Em tal ponto, a Constituição era muito mais evoluída inclusive que em
Portugal, onde leis fundamentais correspondiam apenas aquelas que
tratavam da sucessão do trono real. Todas as outras leis eram
consideradas como concessões do arbítrio real.
 Representou um grande passo para o legalismo, que foi
institucionalizado no artigo 179 da Constituição Imperial: "Nenhum
cidadão pode ser obrigado a fazer ou deixar de fazer alguma coisa,
senão em virtude da lei”.
 Autonomização do Poder Judiciário, com o objetivo de funcionalizar e
burocratizar a máquina pública.
 Passa a ser garantida a Liberdade de Imprensa. Tal elemento é tão
inovador que até mesmo na Primeira República a imprensa passou a ser
controlada pelos militares;
 Liberdade de Religião, contanto que respeitasse a religião oficial do
Estado e não ofendesse a moral pública.
 Inviolabilidade da moradia. Aqui se verifica a faceta proprietária do
liberalismo.
Mesmo com tantos traços liberais, a Constituição – em seu artigo 99 –
previa a existência de um quarto poder no país, o poder moderador.
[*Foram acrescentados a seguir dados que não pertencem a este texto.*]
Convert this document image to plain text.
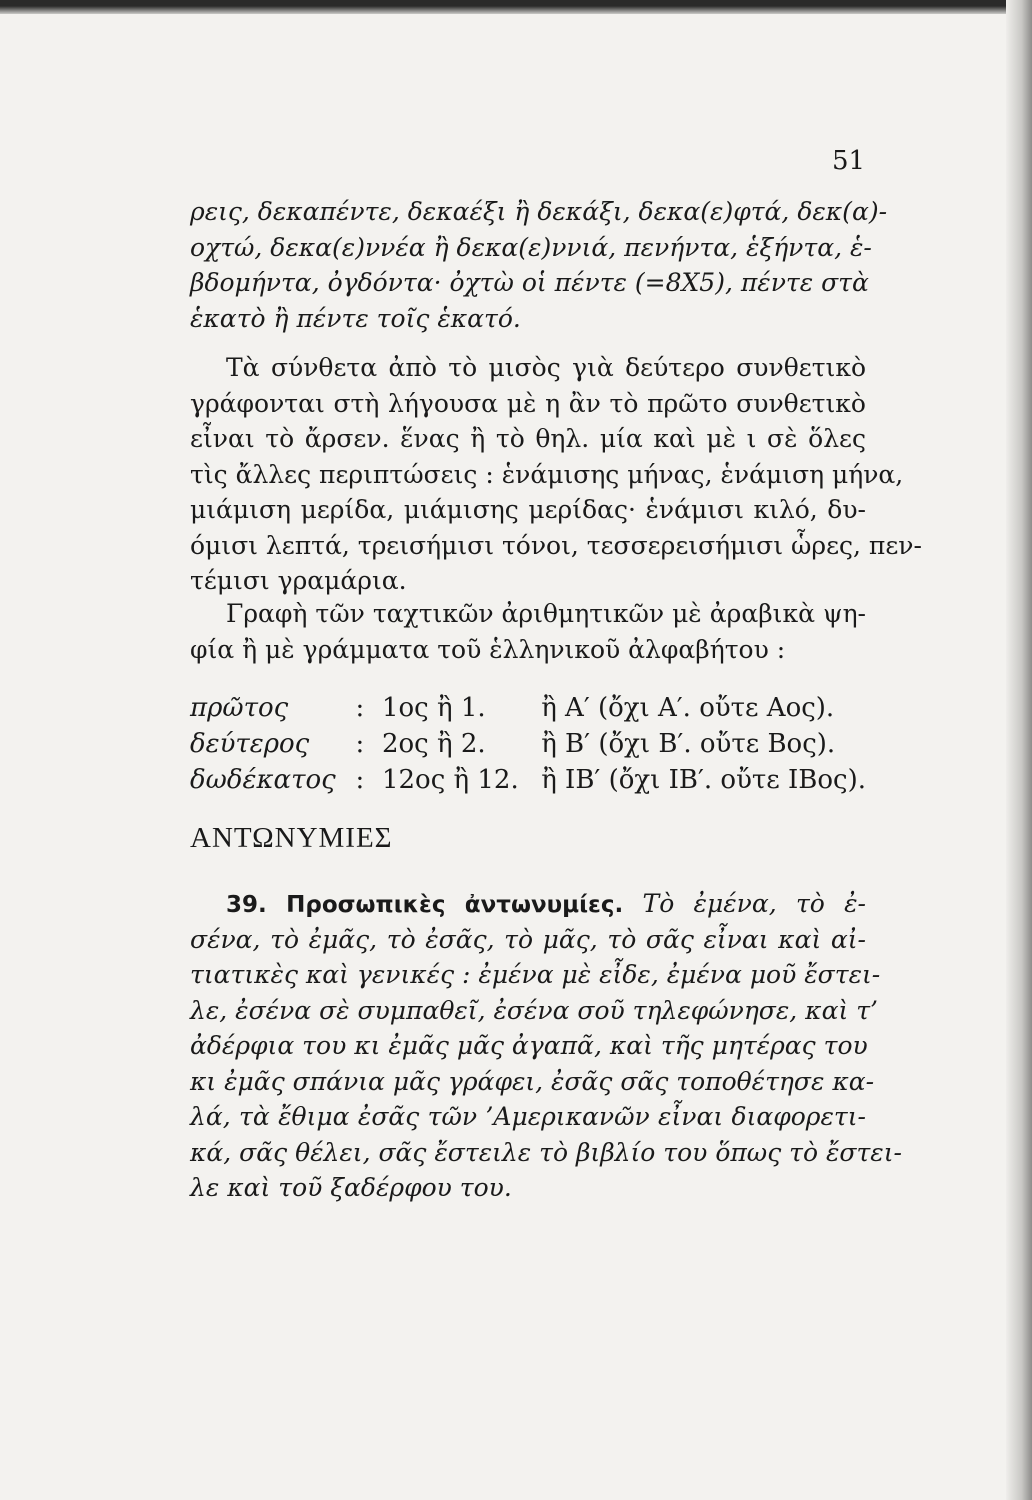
51
ρεις, δεκαπέντε, δεκαέξι ἢ δεκάξι, δεκα(ε)φτά, δεκ(α)-
οχτώ, δεκα(ε)ννέα ἢ δεκα(ε)ννιά, πενήντα, ἑξήντα, ἑ-
βδομήντα, ὀγδόντα· ὀχτὼ οἱ πέντε (=8X5), πέντε στὰ
ἑκατὸ ἢ πέντε τοῖς ἑκατό.
Τὰ σύνθετα ἀπὸ τὸ μισὸς γιὰ δεύτερο συνθετικὸ
γράφονται στὴ λήγουσα μὲ η ἂν τὸ πρῶτο συνθετικὸ
εἶναι τὸ ἄρσεν. ἕνας ἢ τὸ θηλ. μία καὶ μὲ ι σὲ ὅλες
τὶς ἄλλες περιπτώσεις : ἑνάμισης μήνας, ἑνάμιση μήνα,
μιάμιση μερίδα, μιάμισης μερίδας· ἑνάμισι κιλό, δυ-
όμισι λεπτά, τρεισήμισι τόνοι, τεσσερεισήμισι ὧρες, πεν-
τέμισι γραμάρια.
Γραφὴ τῶν ταχτικῶν ἀριθμητικῶν μὲ ἀραβικὰ ψη-
φία ἢ μὲ γράμματα τοῦ ἑλληνικοῦ ἀλφαβήτου :
πρῶτος	:	1ος ἢ 1.	ἢ Α′ (ὄχι Α′. οὔτε Αος).
δεύτερος	:	2ος ἢ 2.	ἢ Β′ (ὄχι Β′. οὔτε Βος).
δωδέκατος	:	12ος ἢ 12.	ἢ ΙΒ′ (ὄχι ΙΒ′. οὔτε ΙΒος).
ΑΝΤΩΝΥΜΙΕΣ
39. Προσωπικὲς ἀντωνυμίες. Τὸ ἐμένα, τὸ ἐ-
σένα, τὸ ἐμᾶς, τὸ ἐσᾶς, τὸ μᾶς, τὸ σᾶς εἶναι καὶ αἰ-
τιατικὲς καὶ γενικές : ἐμένα μὲ εἶδε, ἐμένα μοῦ ἔστει-
λε, ἐσένα σὲ συμπαθεῖ, ἐσένα σοῦ τηλεφώνησε, καὶ τ’
ἀδέρφια του κι ἐμᾶς μᾶς ἀγαπᾶ, καὶ τῆς μητέρας του
κι ἐμᾶς σπάνια μᾶς γράφει, ἐσᾶς σᾶς τοποθέτησε κα-
λά, τὰ ἔθιμα ἐσᾶς τῶν ’Αμερικανῶν εἶναι διαφορετι-
κά, σᾶς θέλει, σᾶς ἔστειλε τὸ βιβλίο του ὅπως τὸ ἔστει-
λε καὶ τοῦ ξαδέρφου του.
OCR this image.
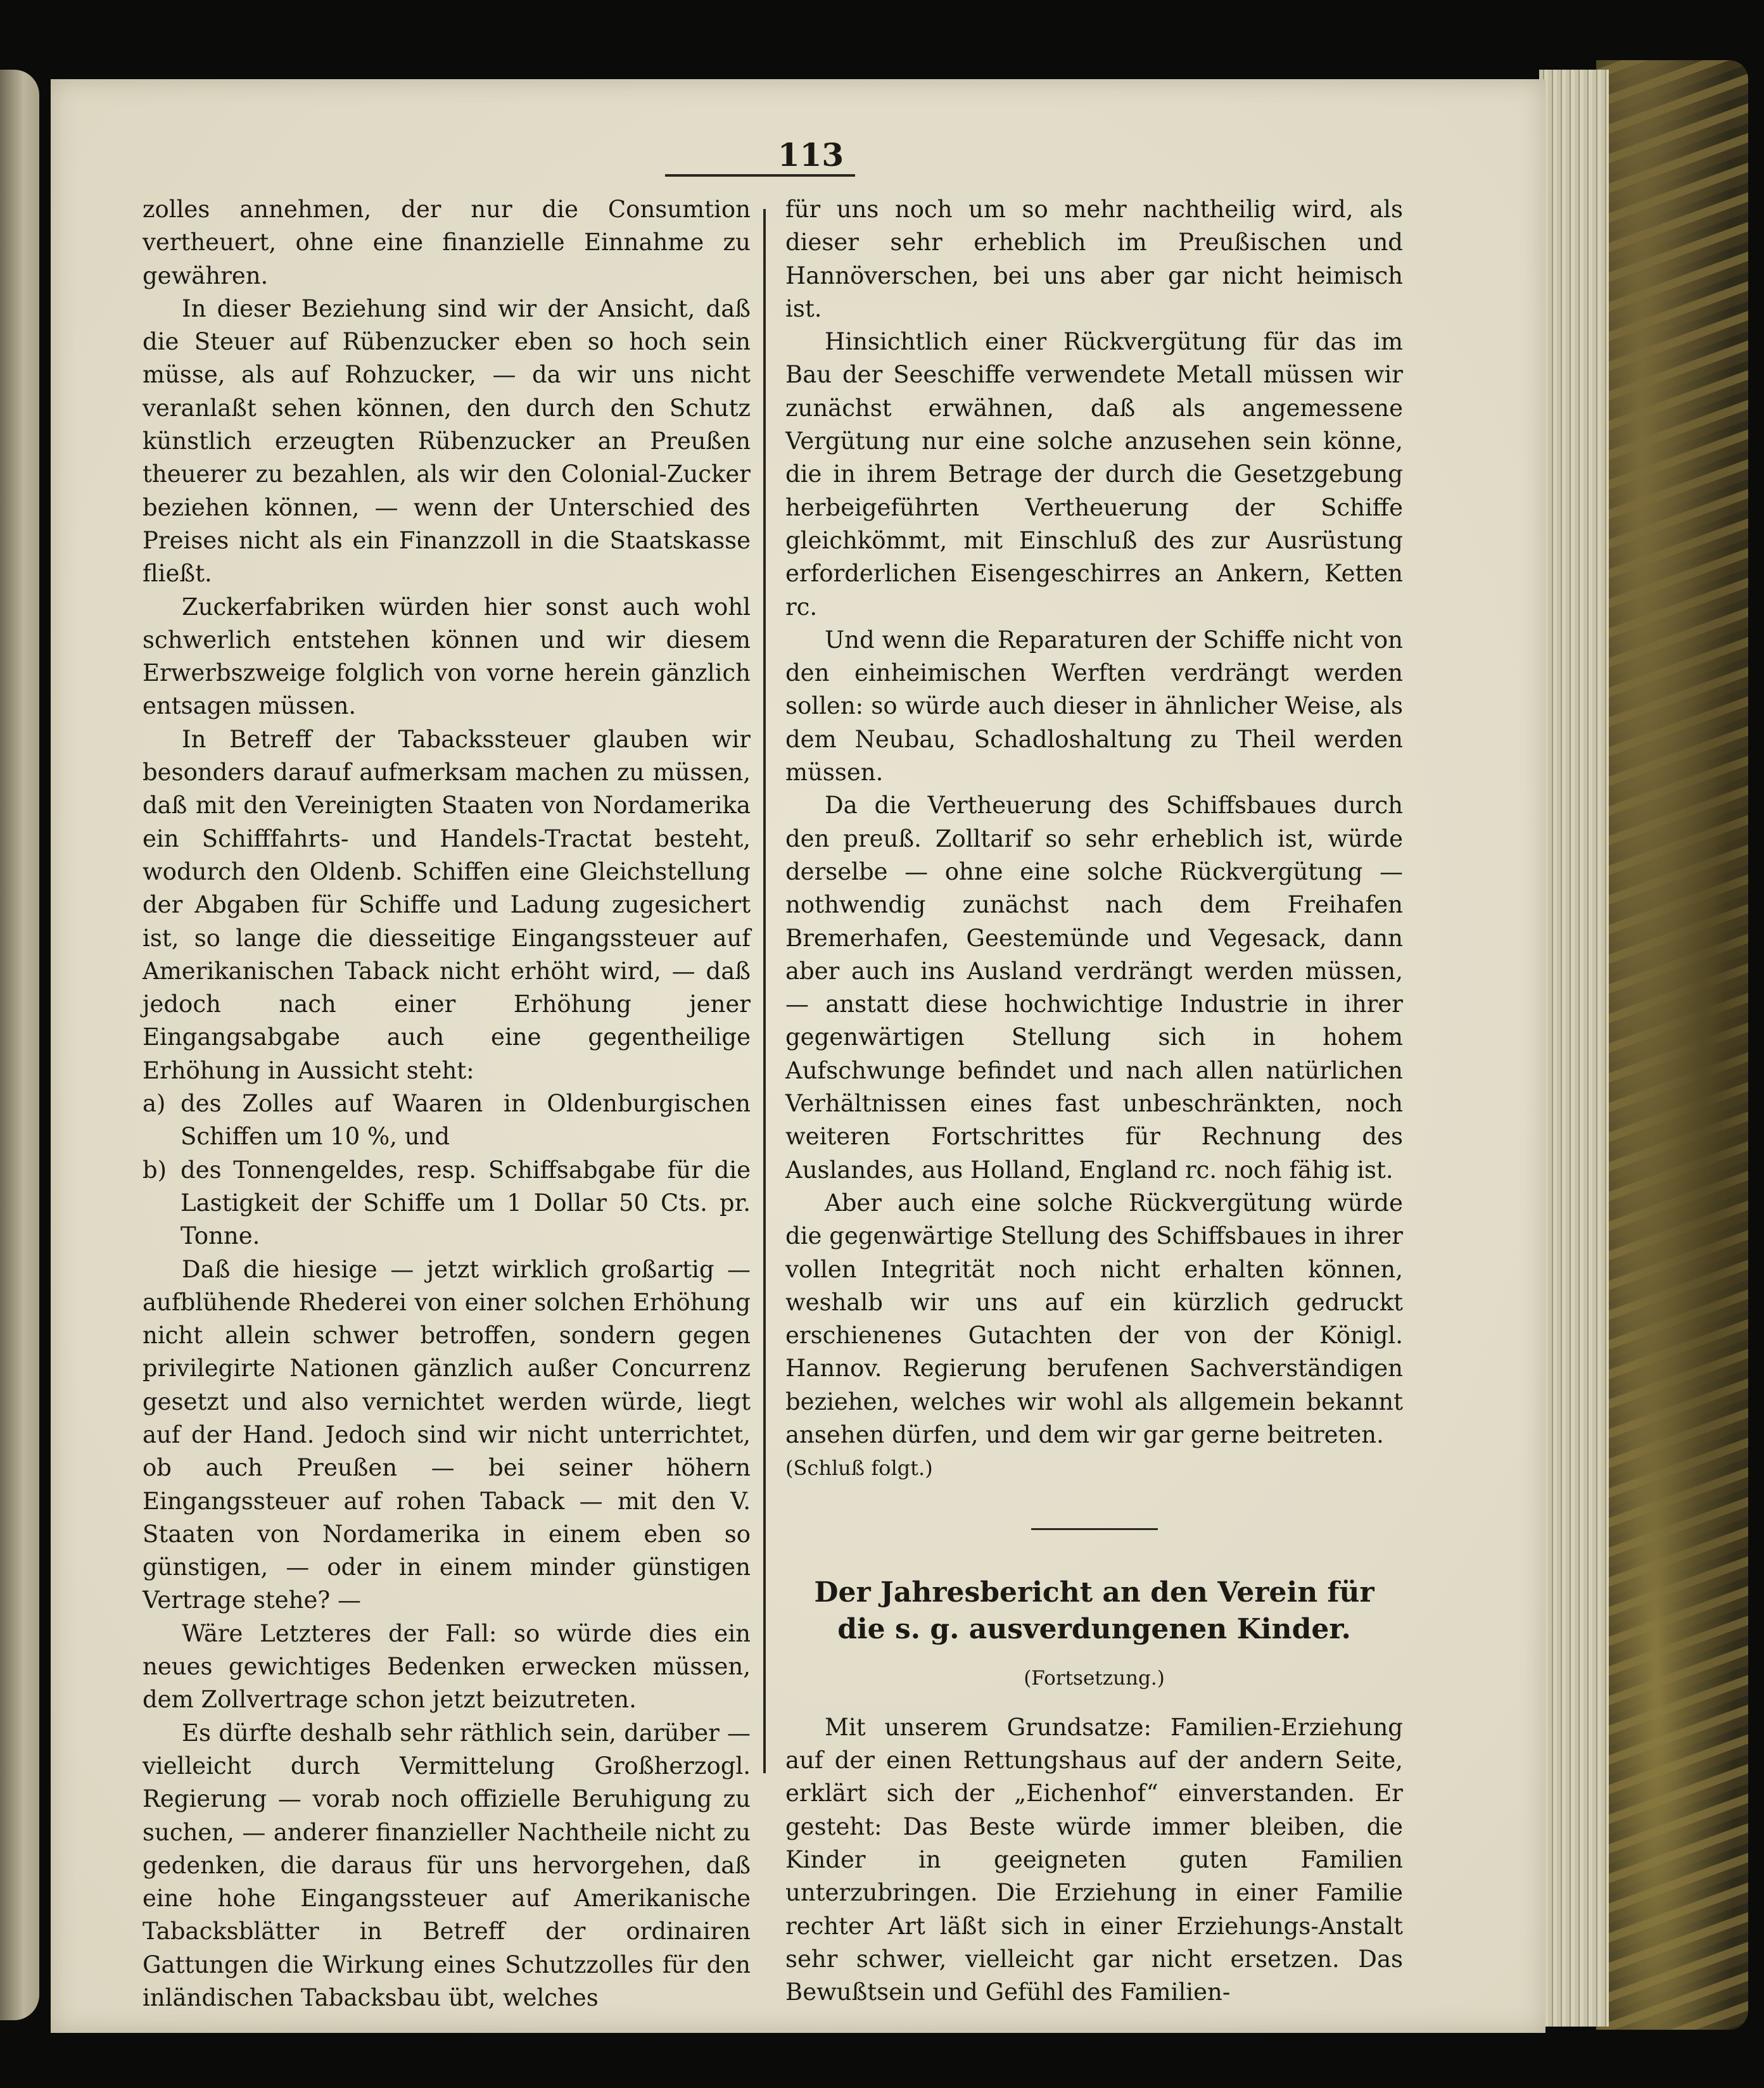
113

zolles annehmen, der nur die Consumtion vertheuert, ohne eine finanzielle Einnahme zu gewähren.

In dieser Beziehung sind wir der Ansicht, daß die Steuer auf Rübenzucker eben so hoch sein müsse, als auf Rohzucker, — da wir uns nicht veranlaßt sehen können, den durch den Schutz künstlich erzeugten Rübenzucker an Preußen theuerer zu bezahlen, als wir den Colonial-Zucker beziehen können, — wenn der Unterschied des Preises nicht als ein Finanzzoll in die Staatskasse fließt.

Zuckerfabriken würden hier sonst auch wohl schwerlich entstehen können und wir diesem Erwerbszweige folglich von vorne herein gänzlich entsagen müssen.

In Betreff der Tabackssteuer glauben wir besonders darauf aufmerksam machen zu müssen, daß mit den Vereinigten Staaten von Nordamerika ein Schifffahrts- und Handels-Tractat besteht, wodurch den Oldenb. Schiffen eine Gleichstellung der Abgaben für Schiffe und Ladung zugesichert ist, so lange die diesseitige Eingangssteuer auf Amerikanischen Taback nicht erhöht wird, — daß jedoch nach einer Erhöhung jener Eingangsabgabe auch eine gegentheilige Erhöhung in Aussicht steht:

a) des Zolles auf Waaren in Oldenburgischen Schiffen um 10 %, und
b) des Tonnengeldes, resp. Schiffsabgabe für die Lastigkeit der Schiffe um 1 Dollar 50 Cts. pr. Tonne.

Daß die hiesige — jetzt wirklich großartig — aufblühende Rhederei von einer solchen Erhöhung nicht allein schwer betroffen, sondern gegen privilegirte Nationen gänzlich außer Concurrenz gesetzt und also vernichtet werden würde, liegt auf der Hand. Jedoch sind wir nicht unterrichtet, ob auch Preußen — bei seiner höhern Eingangssteuer auf rohen Taback — mit den V. Staaten von Nordamerika in einem eben so günstigen, — oder in einem minder günstigen Vertrage stehe? —

Wäre Letzteres der Fall: so würde dies ein neues gewichtiges Bedenken erwecken müssen, dem Zollvertrage schon jetzt beizutreten.

Es dürfte deshalb sehr räthlich sein, darüber — vielleicht durch Vermittelung Großherzogl. Regierung — vorab noch offizielle Beruhigung zu suchen, — anderer finanzieller Nachtheile nicht zu gedenken, die daraus für uns hervorgehen, daß eine hohe Eingangssteuer auf Amerikanische Tabacksblätter in Betreff der ordinairen Gattungen die Wirkung eines Schutzzolles für den inländischen Tabacksbau übt, welches

für uns noch um so mehr nachtheilig wird, als dieser sehr erheblich im Preußischen und Hannöverschen, bei uns aber gar nicht heimisch ist.

Hinsichtlich einer Rückvergütung für das im Bau der Seeschiffe verwendete Metall müssen wir zunächst erwähnen, daß als angemessene Vergütung nur eine solche anzusehen sein könne, die in ihrem Betrage der durch die Gesetzgebung herbeigeführten Vertheuerung der Schiffe gleichkömmt, mit Einschluß des zur Ausrüstung erforderlichen Eisengeschirres an Ankern, Ketten rc.

Und wenn die Reparaturen der Schiffe nicht von den einheimischen Werften verdrängt werden sollen: so würde auch dieser in ähnlicher Weise, als dem Neubau, Schadloshaltung zu Theil werden müssen.

Da die Vertheuerung des Schiffsbaues durch den preuß. Zolltarif so sehr erheblich ist, würde derselbe — ohne eine solche Rückvergütung — nothwendig zunächst nach dem Freihafen Bremerhafen, Geestemünde und Vegesack, dann aber auch ins Ausland verdrängt werden müssen, — anstatt diese hochwichtige Industrie in ihrer gegenwärtigen Stellung sich in hohem Aufschwunge befindet und nach allen natürlichen Verhältnissen eines fast unbeschränkten, noch weiteren Fortschrittes für Rechnung des Auslandes, aus Holland, England rc. noch fähig ist.

Aber auch eine solche Rückvergütung würde die gegenwärtige Stellung des Schiffsbaues in ihrer vollen Integrität noch nicht erhalten können, weshalb wir uns auf ein kürzlich gedruckt erschienenes Gutachten der von der Königl. Hannov. Regierung berufenen Sachverständigen beziehen, welches wir wohl als allgemein bekannt ansehen dürfen, und dem wir gar gerne beitreten.

(Schluß folgt.)

Der Jahresbericht an den Verein für die s. g. ausverdungenen Kinder.
(Fortsetzung.)

Mit unserem Grundsatze: Familien-Erziehung auf der einen Rettungshaus auf der andern Seite, erklärt sich der „Eichenhof“ einverstanden. Er gesteht: Das Beste würde immer bleiben, die Kinder in geeigneten guten Familien unterzubringen. Die Erziehung in einer Familie rechter Art läßt sich in einer Erziehungs-Anstalt sehr schwer, vielleicht gar nicht ersetzen. Das Bewußtsein und Gefühl des Familien-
A
instituição desse poder era dada ao imperador, considerando-o sagrado (mais
um traço do forte poder simbólico real) e dotando-o de plenos poderes no
Império, sem se sujeitar a qualquer responsabilidade. Independentemente de
qualquer arbítrio, a última palavra seria sempre a do Imperador. Apesar das
imagináveis criticas que esse poder ‘absoluto’ recebeu nas épocas posteriores
a sua implantação, tal elemento pode ser visto como um dos diversos
resquícios da pré-modernidade no direito imperial. Alguns autores, como José
Murilo de Carvalho, inclusive acreditam que o poder moderador cumpria sim
sua função de equilibrar – em outras palavras, moderar – os liberais, adeptos
de uma pulverização do poder, e os conservadores, predominantemente
centralizadores.
Concluindo, em última instância a Constituição (assim como os
posteriores Códigos Criminal e Comercial) representa uma profunda
modernização do direito, um ‘avanço liberal’ incluindo na cultura brasileira
ideias como garantias civis contra o Estado, de propriedade e legalistas;
superando diversas instituições que representavam a pré-modernidade – vide a
Mesa da Consciência e das Ordens, o ofício dos juízes ordinários...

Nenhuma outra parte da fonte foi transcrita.